There are difficulties which attend a King's brother and of-which those who are not of an exalted station can hardly be aware. But the Duke of Kent was ready to waive his rank, to put aside all ceremony, and to undergo any amount of discomfort and danger or what is harder still, of monotonous routine conscientiously performed, in order to feel quite sure that he was making a real contribution to our national struggle for life and honour. The field he made his own was that of the welfare and comfort of the Royal Air Force, which entailed an immense amount of work and traveling and yet yielded a continuous and useful result to which the personal qualities of the Duke contributed markedly. It was while performing these duties as an Air Commodore, he having given up his previous rank of Air Marshal, that the hazards of the air claimed their forfeit. He and all his companions save one were dashed instantaneously to death.
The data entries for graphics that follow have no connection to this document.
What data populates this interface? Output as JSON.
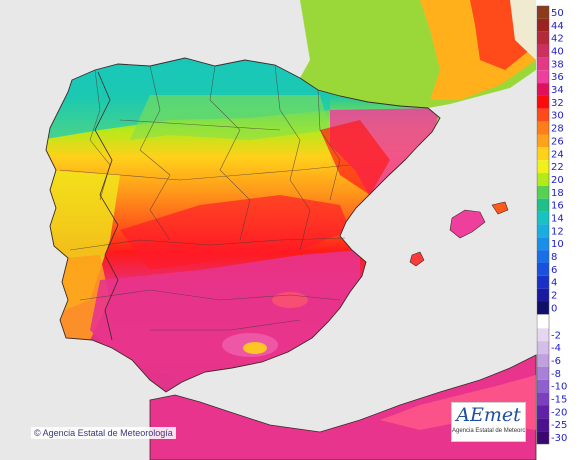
{
  "credit": "© Agencia Estatal de Meteorología",
  "logo": {
    "title": "AEmet",
    "subtitle": "Agencia Estatal de Meteorología"
  },
  "legend": {
    "entries": [
      {
        "label": "50",
        "color": "#8c3b1a"
      },
      {
        "label": "44",
        "color": "#9c2222"
      },
      {
        "label": "42",
        "color": "#b52a3a"
      },
      {
        "label": "40",
        "color": "#cf2f5f"
      },
      {
        "label": "38",
        "color": "#e23a86"
      },
      {
        "label": "36",
        "color": "#ee3f9c"
      },
      {
        "label": "34",
        "color": "#e0105a"
      },
      {
        "label": "32",
        "color": "#ff0a0a"
      },
      {
        "label": "30",
        "color": "#ff4a1a"
      },
      {
        "label": "28",
        "color": "#ff7d1a"
      },
      {
        "label": "26",
        "color": "#ffa21a"
      },
      {
        "label": "24",
        "color": "#ffd11a"
      },
      {
        "label": "22",
        "color": "#f0f01a"
      },
      {
        "label": "20",
        "color": "#b5ea1a"
      },
      {
        "label": "18",
        "color": "#56d250"
      },
      {
        "label": "16",
        "color": "#20c08a"
      },
      {
        "label": "14",
        "color": "#1ac3c3"
      },
      {
        "label": "12",
        "color": "#1aaee0"
      },
      {
        "label": "10",
        "color": "#1a8ee8"
      },
      {
        "label": "8",
        "color": "#1a6ee8"
      },
      {
        "label": "6",
        "color": "#1a50e0"
      },
      {
        "label": "4",
        "color": "#1a30c8"
      },
      {
        "label": "2",
        "color": "#1a1aa0"
      },
      {
        "label": "0",
        "color": "#10106a"
      },
      {
        "label": "-2",
        "color": "#e6d6f0"
      },
      {
        "label": "-4",
        "color": "#d4bde8"
      },
      {
        "label": "-6",
        "color": "#c0a0e0"
      },
      {
        "label": "-8",
        "color": "#a880d8"
      },
      {
        "label": "-10",
        "color": "#9060d0"
      },
      {
        "label": "-15",
        "color": "#7a40c0"
      },
      {
        "label": "-20",
        "color": "#6020a8"
      },
      {
        "label": "-25",
        "color": "#4c1090"
      },
      {
        "label": "-30",
        "color": "#3a0870"
      }
    ]
  },
  "colors": {
    "sea": "#e8e8e8",
    "coastline": "#3a2a2a",
    "border": "#4a3a3a"
  }
}
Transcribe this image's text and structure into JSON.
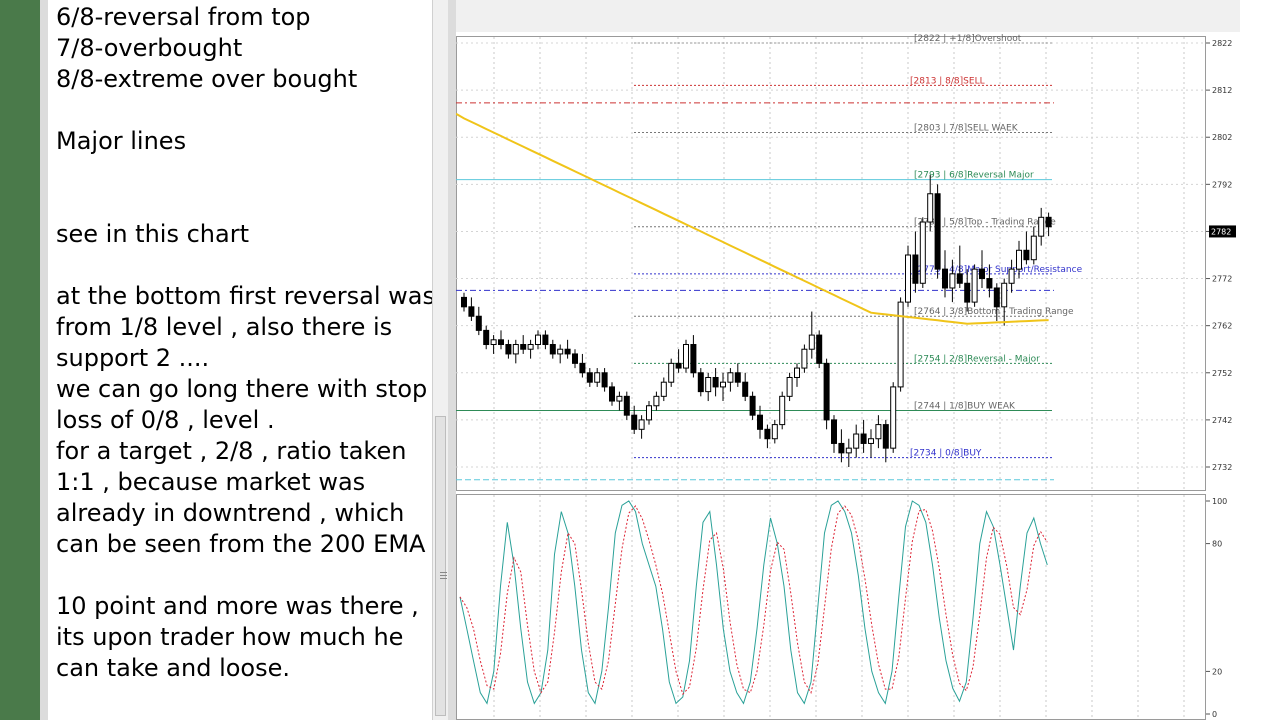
{
  "notes": {
    "lines": [
      "6/8-reversal from top",
      "7/8-overbought",
      "8/8-extreme over bought",
      "",
      "Major lines",
      "",
      "",
      "see in this chart",
      "",
      "at the bottom first reversal was",
      "from 1/8 level , also there is",
      "support 2 ....",
      "we can go long there with stop",
      "loss of 0/8 , level .",
      "for a target , 2/8 , ratio taken",
      "1:1 , because market was",
      "already in downtrend , which",
      "can be seen from the 200 EMA",
      "",
      "10 point and more was there ,",
      "its upon trader how much he",
      "can take and loose."
    ]
  },
  "chart": {
    "price_axis_ticks": [
      "2822",
      "2812",
      "2802",
      "2792",
      "2782",
      "2772",
      "2762",
      "2752",
      "2742",
      "2732"
    ],
    "current_price_tag": "2782",
    "murrey_levels": [
      {
        "label": "[2822 | +1/8]Overshoot",
        "color": "#666666"
      },
      {
        "label": "[2813 | 8/8]SELL",
        "color": "#cc3333"
      },
      {
        "label": "[2803 | 7/8]SELL WAEK",
        "color": "#666666"
      },
      {
        "label": "[2793 | 6/8]Reversal Major",
        "color": "#2e8b57"
      },
      {
        "label": "[2783 | 5/8]Top - Trading Range",
        "color": "#666666"
      },
      {
        "label": "[2773 | 4/8]Major Support/Resistance",
        "color": "#3333cc"
      },
      {
        "label": "[2764 | 3/8]Bottom - Trading Range",
        "color": "#666666"
      },
      {
        "label": "[2754 | 2/8]Reversal - Major",
        "color": "#2e8b57"
      },
      {
        "label": "[2744 | 1/8]BUY WEAK",
        "color": "#666666"
      },
      {
        "label": "[2734 | 0/8]BUY",
        "color": "#3333cc"
      }
    ],
    "stochastic_axis_ticks": [
      "100",
      "80",
      "20",
      "0"
    ],
    "ema_color": "#f0c419",
    "main_line_color": "#2aa198",
    "signal_line_color": "#d23"
  }
}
There is something about death on active service which makes it different from common or ordinary death in the normal course of nature. It is accepted without question by the fighting men. Those they leave behind them are also conscious of a light of sacrifice and honour which plays around the grave or the tomb of the warrior. They are, for the time being, uplifted. This adds to their fortitude, but it does not in any way lessen their pain. Nothing can fill the awful gap, nothing can assuage or comfort the loneliness and deprivation which fall upon the wife and children when the prop and centre of their home is suddenly snatched away. Only faith in a life after death in a brighter world where dear ones will meet again-only that and the measured tramp of time can give consolation.

The Duke of Kent had a joyous union and a happy family. The British people are devoted believers in their ancient Monarchy, regarding it as one of the bulwarks of their liberties and one of the essential elements in their constitutional processes. They, therefore, always follow with solicitude the joys and sorrows of the Royal Family, and they rejoiced in the spectacle of this happy home. I speak here in this famous Assembly, the champion and the successful practicer of democratic government, in this Assembly elected on universal suffrage, and I say without hesitation that all our thoughts go out in sympathy to Her Royal Highness the Duchess of Kent, the beautiful and stricken Princess who, in her turn, tastes the bitter tribulation which war brings to so many. That she may make a home for herself and her children here in the hearts of the British nation is the fervent wish of the House of Commons and of all those for whom the House of Commons has the right to speak.